Sitting Alaska Republican lawmakers face reckoning from voters in primary

Signs tell voters where to go for Alaska's primary election on Aug. 18, 2020, at Juneau-Douglas High School Yadaa.at Kalé. (Photo by Andrew Kitchenman/KTOO and Alaska Public Media)
Signs tell voters where to go for Alaska’s primary election on Aug. 18 at Juneau-Douglas High School Yadaa.at Kalé. (Photo by Andrew Kitchenman/KTOO and Alaska Public Media)

Alaska’s primary on Tuesday was a difficult night for Republicans who have a history of differing with Gov. Mike Dunleavy. Across Southcentral and Interior Alaska, challengers who generally had raised less campaign cash than the incumbents were at least holding their own. 

Senate President Cathy Giessel is trailing by a margin of more than two to one behind challenger Roger Holland. 

And by similar margins, Anchorage Rep. Chuck Kopp is trailing retired petroleum engineer Tom McKay and Rep. Jennifer Johnston is behind retired oil industry worker James Kaufman. ‘

Another Anchorage Republican House member — Gabrielle LeDoux — is losing by an even bigger margin, to military contractor David Nelson. 

It would take a huge number of absentee ballots to reverse those results. More than 30,000 absentee ballots still must be counted. 

But it wasn’t just Republicans who caucused with Democrats or differed with Dunleavy who had a difficult night. 

The longest-serving House member, Mark Neuman of Big Lake, is down by 25 percent of the votes cast to challenger Kevin McCabe. McCabe is a cargo pilot. 

And Eagle River Rep. Sharon Jackson is losing by 18 points to family therapist Ken McCarty.

In the races for federal office, independent Al Gross won the Democratic nomination for U.S. Senate and independent Alyse Galvin won the Democratic nominations for U.S. House. Rep. Don Young was renominated to be the Republican House candidate. And Sen. Dan Sullivan was unopposed for the Republican Senate nomination. 

Three Republican Senate races feature incumbents who are trailing lesser known challengers by smaller margins. 

In Anchorage, Natasha von Imhof is trailing Stephen DuPlantis. Von Imhof is an influential senator as the co-chair of the Senate Finance Committee. DuPlantis has worked as a pastor.

In a district that stretches from Kodiak to Kasilof and Cordova, Gary Stevens is trailing John Cox, a Navy veteran. Stevens has a problem in that most of the absentee ballots are coming from the part of the district that Cox is winning. 

In North Pole, John Coghill is trailing truck driver Robert Myers. Coghill could be helped by having most of the absentee votes come from the part of the district he’s winning. 

Controversial Wasilla Republican Rep.
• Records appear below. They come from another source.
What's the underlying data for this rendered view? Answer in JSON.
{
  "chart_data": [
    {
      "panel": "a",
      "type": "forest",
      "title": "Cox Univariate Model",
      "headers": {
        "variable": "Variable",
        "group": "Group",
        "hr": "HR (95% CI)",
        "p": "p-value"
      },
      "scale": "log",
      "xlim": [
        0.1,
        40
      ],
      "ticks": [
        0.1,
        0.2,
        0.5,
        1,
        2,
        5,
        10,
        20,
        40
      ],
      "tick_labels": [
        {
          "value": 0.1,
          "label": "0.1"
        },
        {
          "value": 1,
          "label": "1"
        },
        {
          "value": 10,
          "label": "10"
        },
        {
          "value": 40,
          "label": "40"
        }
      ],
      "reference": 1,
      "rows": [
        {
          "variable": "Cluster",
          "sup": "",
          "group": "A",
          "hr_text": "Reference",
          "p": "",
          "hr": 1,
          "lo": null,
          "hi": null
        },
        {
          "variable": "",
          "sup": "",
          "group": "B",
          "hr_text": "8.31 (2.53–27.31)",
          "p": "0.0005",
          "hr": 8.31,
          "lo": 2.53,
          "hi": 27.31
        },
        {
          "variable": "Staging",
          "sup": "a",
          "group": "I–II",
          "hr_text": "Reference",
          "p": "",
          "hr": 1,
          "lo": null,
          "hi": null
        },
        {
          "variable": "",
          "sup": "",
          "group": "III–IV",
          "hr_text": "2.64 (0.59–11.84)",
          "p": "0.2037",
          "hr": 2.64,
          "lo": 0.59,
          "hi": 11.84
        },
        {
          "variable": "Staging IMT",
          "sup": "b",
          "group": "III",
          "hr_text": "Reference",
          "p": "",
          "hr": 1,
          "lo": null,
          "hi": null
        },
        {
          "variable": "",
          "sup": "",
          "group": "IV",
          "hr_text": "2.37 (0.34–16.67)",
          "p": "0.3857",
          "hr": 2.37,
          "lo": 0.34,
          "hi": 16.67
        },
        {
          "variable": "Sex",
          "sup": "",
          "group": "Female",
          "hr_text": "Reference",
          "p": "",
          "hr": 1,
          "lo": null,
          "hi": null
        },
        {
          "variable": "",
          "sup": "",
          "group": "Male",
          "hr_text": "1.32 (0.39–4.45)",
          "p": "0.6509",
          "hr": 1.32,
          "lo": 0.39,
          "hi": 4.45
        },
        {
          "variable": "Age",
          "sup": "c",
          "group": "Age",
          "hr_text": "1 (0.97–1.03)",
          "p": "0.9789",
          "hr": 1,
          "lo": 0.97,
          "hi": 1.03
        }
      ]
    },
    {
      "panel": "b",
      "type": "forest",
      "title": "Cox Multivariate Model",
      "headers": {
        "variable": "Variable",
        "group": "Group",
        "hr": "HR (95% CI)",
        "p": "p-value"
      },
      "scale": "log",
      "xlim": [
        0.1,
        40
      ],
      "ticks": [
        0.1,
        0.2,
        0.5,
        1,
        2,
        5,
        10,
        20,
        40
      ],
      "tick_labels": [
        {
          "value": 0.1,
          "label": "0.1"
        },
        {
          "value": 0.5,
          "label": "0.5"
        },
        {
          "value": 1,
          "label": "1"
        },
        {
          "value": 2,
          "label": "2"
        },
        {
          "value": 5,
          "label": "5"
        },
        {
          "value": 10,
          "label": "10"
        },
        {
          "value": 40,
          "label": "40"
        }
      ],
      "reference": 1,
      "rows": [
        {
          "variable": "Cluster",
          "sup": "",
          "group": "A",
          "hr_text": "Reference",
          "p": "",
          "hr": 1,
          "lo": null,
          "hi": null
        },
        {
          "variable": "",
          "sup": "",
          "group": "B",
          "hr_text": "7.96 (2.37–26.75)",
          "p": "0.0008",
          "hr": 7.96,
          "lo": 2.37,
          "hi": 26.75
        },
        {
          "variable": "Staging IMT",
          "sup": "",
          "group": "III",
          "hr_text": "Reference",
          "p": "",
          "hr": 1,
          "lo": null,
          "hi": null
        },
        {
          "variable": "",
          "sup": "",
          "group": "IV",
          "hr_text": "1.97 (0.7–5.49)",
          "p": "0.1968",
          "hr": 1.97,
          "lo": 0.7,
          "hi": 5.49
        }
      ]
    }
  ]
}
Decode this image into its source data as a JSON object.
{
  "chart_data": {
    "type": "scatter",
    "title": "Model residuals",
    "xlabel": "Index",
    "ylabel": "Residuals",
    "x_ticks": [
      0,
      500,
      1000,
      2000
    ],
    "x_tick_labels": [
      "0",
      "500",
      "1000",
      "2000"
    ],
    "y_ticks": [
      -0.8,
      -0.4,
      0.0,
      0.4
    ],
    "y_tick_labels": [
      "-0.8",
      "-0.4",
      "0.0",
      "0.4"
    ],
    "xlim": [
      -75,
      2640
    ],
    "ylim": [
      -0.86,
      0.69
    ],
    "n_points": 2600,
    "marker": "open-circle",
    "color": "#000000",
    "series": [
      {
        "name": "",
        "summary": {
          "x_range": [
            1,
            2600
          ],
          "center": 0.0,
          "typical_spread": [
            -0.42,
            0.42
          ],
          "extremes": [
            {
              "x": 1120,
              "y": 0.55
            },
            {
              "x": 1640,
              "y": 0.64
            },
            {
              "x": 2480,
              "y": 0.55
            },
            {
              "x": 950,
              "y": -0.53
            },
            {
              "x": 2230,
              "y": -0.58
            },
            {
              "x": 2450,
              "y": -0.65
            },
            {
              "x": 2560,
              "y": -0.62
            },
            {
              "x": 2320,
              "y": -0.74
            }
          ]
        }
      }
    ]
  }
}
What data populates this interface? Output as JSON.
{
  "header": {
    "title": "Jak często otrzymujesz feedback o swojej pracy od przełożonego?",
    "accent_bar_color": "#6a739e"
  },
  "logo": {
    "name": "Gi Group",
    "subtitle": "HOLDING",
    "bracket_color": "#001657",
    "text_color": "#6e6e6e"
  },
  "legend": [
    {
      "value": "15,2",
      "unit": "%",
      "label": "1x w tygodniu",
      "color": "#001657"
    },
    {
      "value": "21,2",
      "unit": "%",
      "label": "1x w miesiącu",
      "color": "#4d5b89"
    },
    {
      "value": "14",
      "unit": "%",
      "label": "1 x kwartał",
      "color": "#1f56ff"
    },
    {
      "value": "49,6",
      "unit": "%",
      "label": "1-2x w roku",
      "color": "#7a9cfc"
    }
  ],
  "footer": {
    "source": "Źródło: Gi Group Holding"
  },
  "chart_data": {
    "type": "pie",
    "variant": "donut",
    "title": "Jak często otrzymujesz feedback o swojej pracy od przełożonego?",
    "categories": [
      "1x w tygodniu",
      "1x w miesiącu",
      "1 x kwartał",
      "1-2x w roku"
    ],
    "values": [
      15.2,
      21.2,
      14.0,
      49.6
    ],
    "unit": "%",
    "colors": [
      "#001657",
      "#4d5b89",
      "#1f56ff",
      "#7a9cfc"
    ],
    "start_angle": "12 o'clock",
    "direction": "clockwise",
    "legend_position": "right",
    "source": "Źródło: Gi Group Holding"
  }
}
David Eastman is running a few votes ahead of home builder Jesse Sumner. Sumner’s campaign raised more funds than Eastman’s. 

Ron Gillham appears to have won the primary to succeed Rep. Gary Knopp, who died recently in a plane crash. Gillham has operated heavy equipment on the North Slope and a fishing charter business. The local Republican Party have also named him as one of three nominees for Dunleavy to choose from to fill the vacancy, along with electrician Derek Leichliter and Alaska Mental Health Board member Charlene Tautfest. 

Former Alaska Right to Life executive director Christopher Kurka is winning by a substantial margin over former Rep. Lynn Gattis to be the Republican nominee to replace Rep. Colleen Sullivan-Leonard. And retired Tok teacher Mike Cronk has a large lead to replace Rep. Dave Talerico. Sullivan-Leonard and Talerico did not run for re-election. 

Voter turnout won’t be clear until the absentee ballots are counted next week. But 79,637 in-person votes were counted with all precincts reporting except Diomede, which had phone problems connecting with the Division of Elections on Wednesday. In addition, 32,132 absentee ballots had been returned through Tuesday. And another 30,361 ballots were mailed to voters — they need to have been postmarked no later than the primary election day to be counted. The state is on track to have better turnout than in the last two primaries, in 2016 and 2018. But the turnout may remain below that of the previous six, dating back to 2004.

Correction: This story has been corrected to reflect the correct name of the board Charlene Tautfest serves on. She is a current and not former member.